- French: La Fin de Pinky
- Directed by: Claire Blanchet
- Screenplay by: Claire Blanchet
- Based on: The End of Pinky by Heather O'Neill
- Produced by: Michael Fukushima
- Starring: Marc-André Grondin
- Music by: Geneviève Levasseur
- Production company: National Film Board of Canada
- Release date: September 11, 2013 (TIFF);
- Running time: 8 minutes
- Country: Canada
- Languages: English; French;

= The End of Pinky =

The End of Pinky (La Fin de Pinky) is a 2013 Canadian stereoscopic National Film Board of Canada animated short directed by Claire Blanchet, based on a short story of the same name by Heather O'Neill. Described by the director as an "animated film noir set in a dream-like version of Montreal's Red Light District," the film is narrated in its English version by O'Neill and in French by Quebec actor Marc-André Grondin. Music for the film was composed by Genevieve Levasseur. O'Neill's story was originally published in the 2008 January–February edition of The Walrus.

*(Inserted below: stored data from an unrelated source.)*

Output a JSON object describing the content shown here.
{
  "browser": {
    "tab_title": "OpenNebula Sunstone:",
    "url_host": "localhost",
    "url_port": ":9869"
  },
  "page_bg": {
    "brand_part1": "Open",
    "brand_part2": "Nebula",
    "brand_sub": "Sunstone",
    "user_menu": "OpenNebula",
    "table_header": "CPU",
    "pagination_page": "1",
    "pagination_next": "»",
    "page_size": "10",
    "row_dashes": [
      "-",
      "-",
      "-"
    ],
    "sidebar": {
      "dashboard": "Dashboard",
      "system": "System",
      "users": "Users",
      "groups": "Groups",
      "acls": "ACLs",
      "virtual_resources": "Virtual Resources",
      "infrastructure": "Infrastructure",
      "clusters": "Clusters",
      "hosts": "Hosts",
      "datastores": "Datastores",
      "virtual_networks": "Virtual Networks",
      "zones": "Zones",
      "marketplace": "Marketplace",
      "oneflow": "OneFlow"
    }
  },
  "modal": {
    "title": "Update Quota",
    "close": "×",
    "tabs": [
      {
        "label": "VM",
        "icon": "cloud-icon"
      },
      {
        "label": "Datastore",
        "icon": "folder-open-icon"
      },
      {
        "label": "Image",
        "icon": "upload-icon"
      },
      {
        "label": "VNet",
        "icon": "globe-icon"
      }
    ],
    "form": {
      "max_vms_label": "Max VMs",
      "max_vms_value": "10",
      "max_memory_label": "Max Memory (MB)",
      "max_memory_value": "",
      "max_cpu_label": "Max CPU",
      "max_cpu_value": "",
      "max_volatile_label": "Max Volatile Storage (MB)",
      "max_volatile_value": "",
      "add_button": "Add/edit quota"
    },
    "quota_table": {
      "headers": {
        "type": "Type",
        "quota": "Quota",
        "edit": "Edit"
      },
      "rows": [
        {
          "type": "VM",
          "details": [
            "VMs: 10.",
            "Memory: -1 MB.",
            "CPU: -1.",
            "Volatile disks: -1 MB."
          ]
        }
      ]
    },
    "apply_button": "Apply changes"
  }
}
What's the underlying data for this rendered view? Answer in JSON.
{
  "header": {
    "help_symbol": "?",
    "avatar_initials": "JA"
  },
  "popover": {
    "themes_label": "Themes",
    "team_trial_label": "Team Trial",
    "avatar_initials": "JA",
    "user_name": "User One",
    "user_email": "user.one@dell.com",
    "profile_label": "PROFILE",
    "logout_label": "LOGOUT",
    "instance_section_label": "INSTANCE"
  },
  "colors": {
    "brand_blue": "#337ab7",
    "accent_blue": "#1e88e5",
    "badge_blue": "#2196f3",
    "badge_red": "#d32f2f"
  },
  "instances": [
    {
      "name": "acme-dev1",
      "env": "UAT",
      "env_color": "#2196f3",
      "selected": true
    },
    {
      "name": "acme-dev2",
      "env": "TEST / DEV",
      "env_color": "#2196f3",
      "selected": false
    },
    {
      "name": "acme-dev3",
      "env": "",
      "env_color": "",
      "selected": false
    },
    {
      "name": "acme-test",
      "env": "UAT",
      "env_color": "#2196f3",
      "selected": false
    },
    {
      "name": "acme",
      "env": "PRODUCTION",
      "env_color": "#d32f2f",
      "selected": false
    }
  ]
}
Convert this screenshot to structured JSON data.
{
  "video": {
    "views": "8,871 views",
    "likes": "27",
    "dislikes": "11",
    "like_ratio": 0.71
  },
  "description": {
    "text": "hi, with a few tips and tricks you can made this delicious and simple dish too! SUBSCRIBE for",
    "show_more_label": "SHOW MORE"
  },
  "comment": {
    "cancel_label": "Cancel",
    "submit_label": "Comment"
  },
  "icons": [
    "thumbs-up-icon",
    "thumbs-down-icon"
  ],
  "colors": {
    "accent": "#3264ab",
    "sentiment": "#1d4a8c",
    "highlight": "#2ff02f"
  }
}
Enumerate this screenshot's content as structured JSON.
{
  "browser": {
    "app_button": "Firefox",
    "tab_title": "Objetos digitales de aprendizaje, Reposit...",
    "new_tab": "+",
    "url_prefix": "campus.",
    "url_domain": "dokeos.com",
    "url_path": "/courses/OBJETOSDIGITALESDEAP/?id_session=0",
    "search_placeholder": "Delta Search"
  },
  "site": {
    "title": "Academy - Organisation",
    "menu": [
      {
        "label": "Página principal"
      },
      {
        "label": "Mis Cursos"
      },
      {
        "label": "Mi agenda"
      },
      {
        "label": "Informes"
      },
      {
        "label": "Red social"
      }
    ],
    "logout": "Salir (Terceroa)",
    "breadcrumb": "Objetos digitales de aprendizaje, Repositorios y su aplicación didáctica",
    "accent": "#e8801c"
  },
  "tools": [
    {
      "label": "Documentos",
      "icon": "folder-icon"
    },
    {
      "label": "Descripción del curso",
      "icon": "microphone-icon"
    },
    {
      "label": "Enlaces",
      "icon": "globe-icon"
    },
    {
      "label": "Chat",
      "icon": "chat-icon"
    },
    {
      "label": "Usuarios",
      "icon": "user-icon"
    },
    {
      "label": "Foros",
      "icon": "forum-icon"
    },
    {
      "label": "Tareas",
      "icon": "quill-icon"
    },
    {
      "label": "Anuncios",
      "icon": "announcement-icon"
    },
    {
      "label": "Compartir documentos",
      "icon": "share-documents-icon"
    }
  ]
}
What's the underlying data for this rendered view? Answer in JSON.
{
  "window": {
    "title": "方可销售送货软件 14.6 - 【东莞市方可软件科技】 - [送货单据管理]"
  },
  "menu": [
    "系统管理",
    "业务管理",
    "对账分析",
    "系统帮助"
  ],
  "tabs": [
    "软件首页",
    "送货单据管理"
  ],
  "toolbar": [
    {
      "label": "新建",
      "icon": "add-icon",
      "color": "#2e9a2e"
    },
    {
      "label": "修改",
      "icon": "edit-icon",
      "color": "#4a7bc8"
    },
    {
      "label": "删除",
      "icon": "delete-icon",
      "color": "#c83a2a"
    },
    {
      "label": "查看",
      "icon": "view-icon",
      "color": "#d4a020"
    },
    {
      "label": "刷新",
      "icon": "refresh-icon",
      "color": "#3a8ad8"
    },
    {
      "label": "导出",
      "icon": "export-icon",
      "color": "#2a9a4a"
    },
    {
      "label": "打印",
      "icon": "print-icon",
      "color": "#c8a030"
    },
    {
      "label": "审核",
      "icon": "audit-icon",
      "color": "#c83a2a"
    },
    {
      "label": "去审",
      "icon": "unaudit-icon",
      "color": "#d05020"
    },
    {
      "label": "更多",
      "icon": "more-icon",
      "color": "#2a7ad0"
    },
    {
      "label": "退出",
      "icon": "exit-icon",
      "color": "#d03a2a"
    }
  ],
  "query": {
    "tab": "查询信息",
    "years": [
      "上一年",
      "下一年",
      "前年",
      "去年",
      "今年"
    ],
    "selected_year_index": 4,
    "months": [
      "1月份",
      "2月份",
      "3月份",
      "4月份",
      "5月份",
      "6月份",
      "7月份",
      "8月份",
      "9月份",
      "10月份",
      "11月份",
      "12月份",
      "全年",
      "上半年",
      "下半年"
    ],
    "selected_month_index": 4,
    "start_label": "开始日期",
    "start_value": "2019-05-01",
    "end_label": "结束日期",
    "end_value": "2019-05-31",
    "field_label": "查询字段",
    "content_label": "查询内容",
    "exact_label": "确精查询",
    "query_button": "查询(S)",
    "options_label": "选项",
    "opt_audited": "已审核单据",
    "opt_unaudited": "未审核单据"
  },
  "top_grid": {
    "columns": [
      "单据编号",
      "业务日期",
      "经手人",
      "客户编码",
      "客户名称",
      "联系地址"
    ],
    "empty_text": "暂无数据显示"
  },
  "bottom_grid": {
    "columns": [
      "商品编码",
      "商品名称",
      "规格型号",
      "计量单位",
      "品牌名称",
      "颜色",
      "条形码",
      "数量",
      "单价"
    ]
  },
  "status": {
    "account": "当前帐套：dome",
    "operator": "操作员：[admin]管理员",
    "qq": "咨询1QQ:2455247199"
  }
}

The film had its world premiere on September 11 in the Short Cuts Canada Programme of the 2013 Toronto International Film Festival.

In December 2013, The End of Pinky was named to the Toronto International Film Festival's annual Canada's Top Ten list, in the short film category. The film was a Canadian Screen Award nominee for Best Animated Short at the 2nd Canadian Screen Awards in 2014.